Kria™ KV260 Vision AI Starter Kit NLP SmartVision Tutorial

Setting Up the Board and Application Deployment

Setting Up the Board and Application Deployment


This document shows how to set up the board, and run the nlp-smartvision application.

This guide and its prebuilt are targeted for Ubuntu® 22.04 and AMD 2022.1 toolchain. The previous version of this application (on AMD 2021.1 toolchain) targeted to PetaLinux is still available online.

Booting Up Linux

Before continuing with NLP application specific instructions, if not yet done so, boot Linux with instructions from the Kria Starter Kit Linux boot page.

Setting Up the Board

Application Specific Hardware Setup

Besides the hardware configurations required in Kria Starter Kit Linux boot for booting Linux, AIBox application requires a 4k monitor to display up to four channels of 1080p video.

GitHub Logo

  • Monitor:

    The monitor for this application must support 1024x768 resolution. Before booting, connect the monitor to the board via the DP/HDMI port.

  • Camera sensors:

    This application supports the following three camera modules.

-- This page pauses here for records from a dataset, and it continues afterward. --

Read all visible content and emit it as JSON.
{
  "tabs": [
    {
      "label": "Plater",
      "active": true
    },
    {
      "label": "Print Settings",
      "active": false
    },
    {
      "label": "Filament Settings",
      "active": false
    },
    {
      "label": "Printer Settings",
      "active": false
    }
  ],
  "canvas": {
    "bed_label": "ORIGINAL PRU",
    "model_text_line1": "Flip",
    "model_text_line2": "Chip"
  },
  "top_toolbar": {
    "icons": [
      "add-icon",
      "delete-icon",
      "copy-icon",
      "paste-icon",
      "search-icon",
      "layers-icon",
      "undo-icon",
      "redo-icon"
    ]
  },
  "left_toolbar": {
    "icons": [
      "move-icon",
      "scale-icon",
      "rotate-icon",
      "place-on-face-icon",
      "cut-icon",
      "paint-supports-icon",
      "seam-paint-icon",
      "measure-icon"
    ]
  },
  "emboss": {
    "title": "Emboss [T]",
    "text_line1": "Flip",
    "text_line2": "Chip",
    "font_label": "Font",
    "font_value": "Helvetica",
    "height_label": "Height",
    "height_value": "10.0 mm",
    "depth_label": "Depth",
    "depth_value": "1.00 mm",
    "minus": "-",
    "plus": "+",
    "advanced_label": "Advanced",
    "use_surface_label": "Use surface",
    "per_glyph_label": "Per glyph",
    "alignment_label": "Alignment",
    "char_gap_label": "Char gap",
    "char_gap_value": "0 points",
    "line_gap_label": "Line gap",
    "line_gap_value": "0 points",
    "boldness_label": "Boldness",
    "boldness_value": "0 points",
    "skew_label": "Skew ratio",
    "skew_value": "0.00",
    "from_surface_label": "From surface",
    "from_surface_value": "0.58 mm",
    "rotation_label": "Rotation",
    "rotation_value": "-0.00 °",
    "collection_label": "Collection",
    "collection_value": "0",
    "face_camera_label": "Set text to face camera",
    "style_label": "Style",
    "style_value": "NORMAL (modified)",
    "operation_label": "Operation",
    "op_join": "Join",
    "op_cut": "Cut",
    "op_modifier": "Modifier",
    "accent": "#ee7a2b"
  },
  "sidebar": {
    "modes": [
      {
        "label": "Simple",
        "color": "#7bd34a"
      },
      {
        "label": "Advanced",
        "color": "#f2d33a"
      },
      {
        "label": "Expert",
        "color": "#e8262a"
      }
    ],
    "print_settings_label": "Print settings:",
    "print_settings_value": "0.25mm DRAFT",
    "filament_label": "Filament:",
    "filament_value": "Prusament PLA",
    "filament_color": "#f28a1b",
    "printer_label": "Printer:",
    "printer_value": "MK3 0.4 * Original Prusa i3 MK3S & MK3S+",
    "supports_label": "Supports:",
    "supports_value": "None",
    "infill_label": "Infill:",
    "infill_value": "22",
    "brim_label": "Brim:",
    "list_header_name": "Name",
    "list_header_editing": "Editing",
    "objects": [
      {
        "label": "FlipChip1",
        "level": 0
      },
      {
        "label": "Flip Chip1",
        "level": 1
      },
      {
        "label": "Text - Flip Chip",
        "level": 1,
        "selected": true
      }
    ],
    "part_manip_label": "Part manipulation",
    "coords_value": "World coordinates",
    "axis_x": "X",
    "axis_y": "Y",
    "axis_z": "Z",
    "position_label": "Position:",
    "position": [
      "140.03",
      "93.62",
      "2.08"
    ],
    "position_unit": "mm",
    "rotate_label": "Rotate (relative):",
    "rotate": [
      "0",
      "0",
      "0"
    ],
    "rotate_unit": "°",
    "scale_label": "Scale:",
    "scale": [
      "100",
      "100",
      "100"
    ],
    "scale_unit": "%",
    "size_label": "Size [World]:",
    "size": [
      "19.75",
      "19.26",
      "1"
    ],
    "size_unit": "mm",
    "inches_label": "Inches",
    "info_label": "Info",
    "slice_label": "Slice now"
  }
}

    • AR1335 sensor module in J7

    • Raspberry pi sensor module in J9

    • USB webcam in any of the available USB ports

    Install the required sensor modules in their respective locations.

  • USB Microphone:

    Connect the microphone to any of the USB ports. If you USB webcam has a build-in microphone, it will also acts as the USB microphone.

Downloading and Loading the Application Firmware

  1. Download the firmware.

    • Search the package feed for packages compatible with the KV260.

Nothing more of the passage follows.